The second scenario is that rising debt levels will matter, but not for five to 10 years. The idea here is that aging demographics across the U.S. and Western Europe will keep a lid on rates, even as deficits climb. Any recession is mild and can be addressed by Federal Reserve rate reductions rather than requiring fiscal stimulus. Eventually, however, the U.S. will have to offer higher interest interest rates to attract a trillion dollars of capital annually. That's when the "Who is going to buy our debt then?" question comes into play. The answer: "Everyone, but only at the right price." Those higher rates will push equity valuations down, as in the prior point.
The third scenario is that rising levels of U.S. sovereign debt will simply never matter to stocks. Since this is the current environment, it is easy to sketch out a base case. The fact that 10-year U.S. Treasuries still yield just 3 percent is testament to the fact that the world remains awash in liquidity in spite of central banks either tightening (the Fed), moving to neutral (the European Central Bank) or running out of assets to buy (the Bank of Japan). Aging demographics everywhere in the developed world, even China, keep a lid on rates for decades. This cohort is a natural buyer of fixed-income assets and, they don't spend as much as during their working life so economic growth is slower and inflation calmer. It's not like the U.S. is alone in its debt problems. The euro zone, U.K. and Canadian governments have similar levels of debt to GDP. Even China's debt sits at 48 percent of GDP at the moment, more than double the levels back in 2000.
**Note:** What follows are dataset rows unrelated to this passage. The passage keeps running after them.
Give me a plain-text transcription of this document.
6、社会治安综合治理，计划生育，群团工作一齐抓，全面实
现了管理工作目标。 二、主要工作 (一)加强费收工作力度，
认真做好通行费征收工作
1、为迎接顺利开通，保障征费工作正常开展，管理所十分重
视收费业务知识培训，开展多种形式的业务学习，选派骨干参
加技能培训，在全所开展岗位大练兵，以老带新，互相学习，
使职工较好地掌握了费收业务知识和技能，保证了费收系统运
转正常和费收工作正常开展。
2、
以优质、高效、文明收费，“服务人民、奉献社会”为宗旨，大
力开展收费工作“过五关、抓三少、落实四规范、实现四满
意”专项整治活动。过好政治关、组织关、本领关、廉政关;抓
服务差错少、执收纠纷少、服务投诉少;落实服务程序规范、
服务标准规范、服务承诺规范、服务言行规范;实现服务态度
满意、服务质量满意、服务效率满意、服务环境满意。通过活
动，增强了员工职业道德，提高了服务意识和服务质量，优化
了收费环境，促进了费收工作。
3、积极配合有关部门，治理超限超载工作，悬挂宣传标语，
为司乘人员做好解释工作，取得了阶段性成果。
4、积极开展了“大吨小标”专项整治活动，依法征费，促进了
It's easy to understand why scenario No. 3 is the crowd favorite. It is hard to even consider factoring risk into a nominally risk-free asset like U.S. Treasuries. Once you start down that rabbit hole the recursive elements are dizzyingly complex. Perhaps most importantly, the demand for Treasuries is inexorably linked to the dollar's global reserve currency status. To see that go by the wayside means something very unexpected has occurred. In that event, we doubt most people's first thought will be "I wonder where the S&P 500 will close today?"
This column does not necessarily reflect the opinion of the editorial board or Bloomberg LP and its owners.
Nicholas Colas is the cofounder of DataTrek Research. He is the former chief market strategist at Convergex Group LLC.